No, no lo hemos olvidado.
Estos días, de hecho, recordarlo duele todavía más. Porque pasamos la vida comparando constantemente y, en el paralelismo entre las elecciones de 2019 y las de 2023, la situación no resiste comparación. Mientras al exyerno de Peter Lim lo trincan en Singapur por estar metido en un sindicato de apuestas ilegales, aquí seguimos teniendo a gente en esta ciudad que seguro encontraría una explicación amable o una disculpa si pillasen al máximo accionista en un renuncio similar. Y porque, guste o no, la decadencia del club en este ciclo electoral también es una medallita que muchos colaboracionistas de Meriton pueden lucir bien orgullosos.
En todo este tiempo, el Valencia ha pasado de mirar arriba, de volar alto, de soñar que no tenía techo… a mirar abajo, a vivir sufriendo y aferrado a la puerta del garaje para no caer al sótano del fútbol español.
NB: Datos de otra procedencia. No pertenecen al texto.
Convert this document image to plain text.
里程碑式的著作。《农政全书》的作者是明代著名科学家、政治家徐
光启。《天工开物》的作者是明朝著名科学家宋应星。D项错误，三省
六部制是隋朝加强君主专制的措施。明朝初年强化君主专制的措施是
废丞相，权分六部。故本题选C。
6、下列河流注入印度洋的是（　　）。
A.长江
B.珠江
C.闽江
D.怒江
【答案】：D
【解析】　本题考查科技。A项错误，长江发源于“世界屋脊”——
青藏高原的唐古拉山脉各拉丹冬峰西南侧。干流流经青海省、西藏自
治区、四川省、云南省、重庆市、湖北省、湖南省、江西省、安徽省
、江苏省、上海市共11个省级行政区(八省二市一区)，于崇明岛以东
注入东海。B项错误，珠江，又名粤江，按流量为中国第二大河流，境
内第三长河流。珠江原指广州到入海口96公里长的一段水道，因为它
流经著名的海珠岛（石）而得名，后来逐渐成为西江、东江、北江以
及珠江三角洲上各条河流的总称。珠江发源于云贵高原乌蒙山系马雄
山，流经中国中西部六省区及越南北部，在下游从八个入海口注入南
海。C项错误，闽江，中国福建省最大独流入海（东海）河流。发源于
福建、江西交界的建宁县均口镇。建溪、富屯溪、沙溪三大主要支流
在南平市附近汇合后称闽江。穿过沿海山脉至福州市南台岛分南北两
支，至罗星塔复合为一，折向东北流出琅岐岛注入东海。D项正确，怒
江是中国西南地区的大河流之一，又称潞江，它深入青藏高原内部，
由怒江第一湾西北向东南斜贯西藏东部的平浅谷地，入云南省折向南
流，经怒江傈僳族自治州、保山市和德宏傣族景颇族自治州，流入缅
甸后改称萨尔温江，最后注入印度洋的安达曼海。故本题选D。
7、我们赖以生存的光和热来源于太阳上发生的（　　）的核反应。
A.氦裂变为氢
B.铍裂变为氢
La situación ha cambiado radicalmente, pero hay cosas que se mantienen inalteradas: cuatro años después, sigue sin moverse ni una piedra del Nuevo Mestalla; y, también cuatro años después, siempre habrá alguien dispuesto a sacar la cara por Peter.
Ya lo decía mi padre: “Tiene que haber de todo”. Así fue, es y será la fiesta de la democracia valencianista.